Her contributors — they include a noted screenwriter and a writer for “Seinfeld” — are just as honest. “Has my drive been solely about proving to my narcissistic [Jewish] mother that I am indeed worth her sagging labia?” one writes. A woman whose parents sent her to a pedophile therapist, writes about her mother: “She never met a boundary she couldn’t or wouldn’t cross.”
Most of these essays are more heartfelt than shocking; they not only provide a valuable window into therapy, they give us an appreciation for the process. This includes Amatenstein’s reason for becoming a therapist: “My father was at Auschwitz and had to watch his parents and little sister walk away, knowing they were going to the ovens. My mother was sent to a work camp. I never knew my grandparents.” So she grew up hearing other people’s pain and wanted to ease their suffering. This book helps. [To buy the paperback from Amazon, click here.

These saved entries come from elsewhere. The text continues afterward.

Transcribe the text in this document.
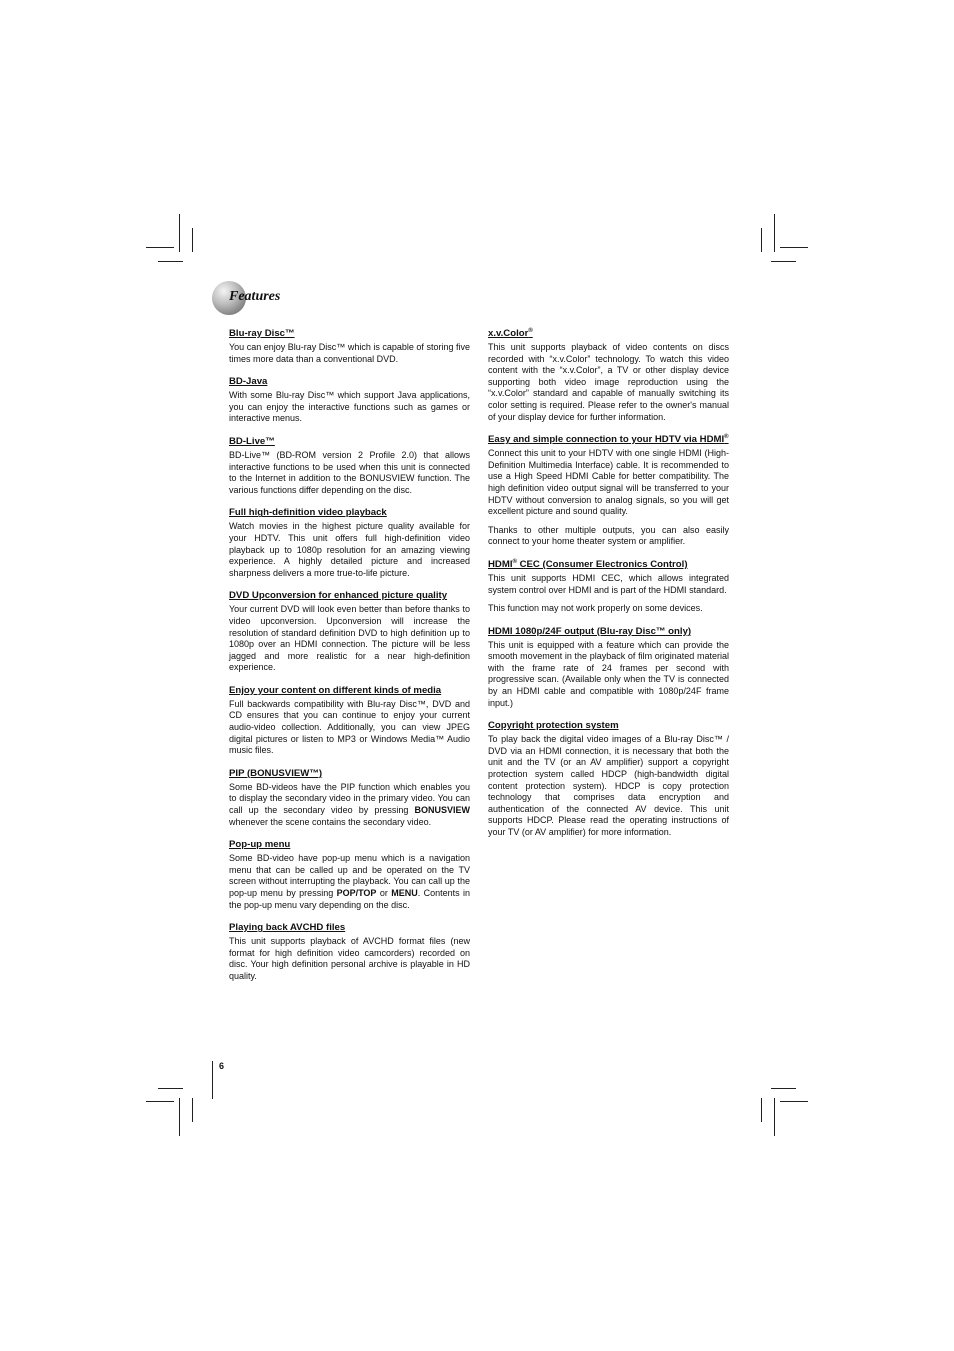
Features
Blu-ray Disc™

You can enjoy Blu-ray Disc™ which is capable of storing five times more data than a conventional DVD.

BD-Java

With some Blu-ray Disc™ which support Java applications, you can enjoy the interactive functions such as games or interactive menus.

BD-Live™

BD-Live™ (BD-ROM version 2 Profile 2.0) that allows interactive functions to be used when this unit is connected to the Internet in addition to the BONUSVIEW function. The various functions differ depending on the disc.

Full high-definition video playback

Watch movies in the highest picture quality available for your HDTV. This unit offers full high-definition video playback up to 1080p resolution for an amazing viewing experience. A highly detailed picture and increased sharpness delivers a more true-to-life picture.

DVD Upconversion for enhanced picture quality

Your current DVD will look even better than before thanks to video upconversion. Upconversion will increase the resolution of standard definition DVD to high definition up to 1080p over an HDMI connection. The picture will be less jagged and more realistic for a near high-definition experience.

Enjoy your content on different kinds of media

Full backwards compatibility with Blu-ray Disc™, DVD and CD ensures that you can continue to enjoy your current audio-video collection. Additionally, you can view JPEG digital pictures or listen to MP3 or Windows Media™ Audio music files.

PIP (BONUSVIEW™)

Some BD-videos have the PIP function which enables you to display the secondary video in the primary video. You can call up the secondary video by pressing BONUSVIEW whenever the scene contains the secondary video.

Pop-up menu

Some BD-video have pop-up menu which is a navigation menu that can be called up and be operated on the TV screen without interrupting the playback. You can call up the pop-up menu by pressing POP/TOP or MENU. Contents in the pop-up menu vary depending on the disc.

Playing back AVCHD files

This unit supports playback of AVCHD format files (new format for high definition video camcorders) recorded on disc. Your high definition personal archive is playable in HD quality.

x.v.Color®

This unit supports playback of video contents on discs recorded with “x.v.Color” technology. To watch this video content with the “x.v.Color”, a TV or other display device supporting both video image reproduction using the “x.v.Color” standard and capable of manually switching its color setting is required. Please refer to the owner's manual of your display device for further information.

Easy and simple connection to your HDTV via HDMI®

Connect this unit to your HDTV with one single HDMI (High-Definition Multimedia Interface) cable. It is recommended to use a High Speed HDMI Cable for better compatibility. The high definition video output signal will be transferred to your HDTV without conversion to analog signals, so you will get excellent picture and sound quality.

Thanks to other multiple outputs, you can also easily connect to your home theater system or amplifier.

HDMI® CEC (Consumer Electronics Control)

This unit supports HDMI CEC, which allows integrated system control over HDMI and is part of the HDMI standard.

This function may not work properly on some devices.

HDMI 1080p/24F output (Blu-ray Disc™ only)

This unit is equipped with a feature which can provide the smooth movement in the playback of film originated material with the frame rate of 24 frames per second with progressive scan. (Available only when the TV is connected by an HDMI cable and compatible with 1080p/24F frame input.)

Copyright protection system

To play back the digital video images of a Blu-ray Disc™ / DVD via an HDMI connection, it is necessary that both the unit and the TV (or an AV amplifier) support a copyright protection system called HDCP (high-bandwidth digital content protection system). HDCP is copy protection technology that comprises data encryption and authentication of the connected AV device. This unit supports HDCP. Please read the operating instructions of your TV (or AV amplifier) for more information.

6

For the Kindle edition, click here.]
A delicious new guide: “Shop Cook Eat New York: 200 of the City’s Best Food Shops”
I’ve scoured New York in search of exotic and esoteric food suppliers for 60 years, but a woman from France who’s lived here only a decade makes me feel like a first-time tourist. Nathalie Sann and photographer Susan Meisel set out to find 200 of the city’s best food stores, and in “Shop Cook Eat New York” they’ve done just that. Some were obvious: Katz’s Deli, Murray’s Cheese Shop, Magnolia Bakery, the shops on Arthur Avenue in the Bronx. But the majority of their favorites are real finds. Like Arcade Bakery (it’s hidden in the lobby of an office building), which makes the best ham-and-cheese sandwiches in town. And Harlem Shambles, my favorite butcher (the name is from Corinthians: “Whatever is sold in the shambles, eat, asking no question for conscience sake”). And Andrews Honey, which attracts bees on 50 rooftops, including the Waldorf-Astoria. And SOS Chefs, a favorite find of mine. The writing is brisk and stylish (“Lobel’s is the Fabergé of meat”), the photos are crisp, and Sann enriches the book with 27 field-tested recipes. A great resource for New Yorkers, an obvious gift for visiting foodies. [To buy the book from Amazon, click here.]
Nam Prik Asian Chili Hot Sauce: the next Sriracha?
When I met Erick Yi, he was an investment adviser at Merrill Lynch in Los Angeles. (I can personally attest: honest, creative, successful). And then he was gone — to launch a hot sauce. I thought he was having a pre-midlife crisis. In fact, he was having a genius insight: He invented Nam Prik, an Asian chili sauce that was both spicy and sweet. Erick launched Nam Prik at farmer’s markets in LA, and was soon as popular as Adele. Again, deservedly: Nam Prik (pronounced: nam-preek, literally “fluid chili”) isn’t like all the other smartly-labeled sauces you see on grocery shelves. It delivers fire and flavor, adding personality to eggs, Mexican food, Asian dishes, meat and chicken entrees. Now Erick’s in the big leagues —you can buy Nam Prik on Amazon as well as on his web site. And in the full-service spirit of the banker he used to be, Erick offers some recipes. Try the crispy Nam Prik chicken wings — you’ll forget all about Buffalo.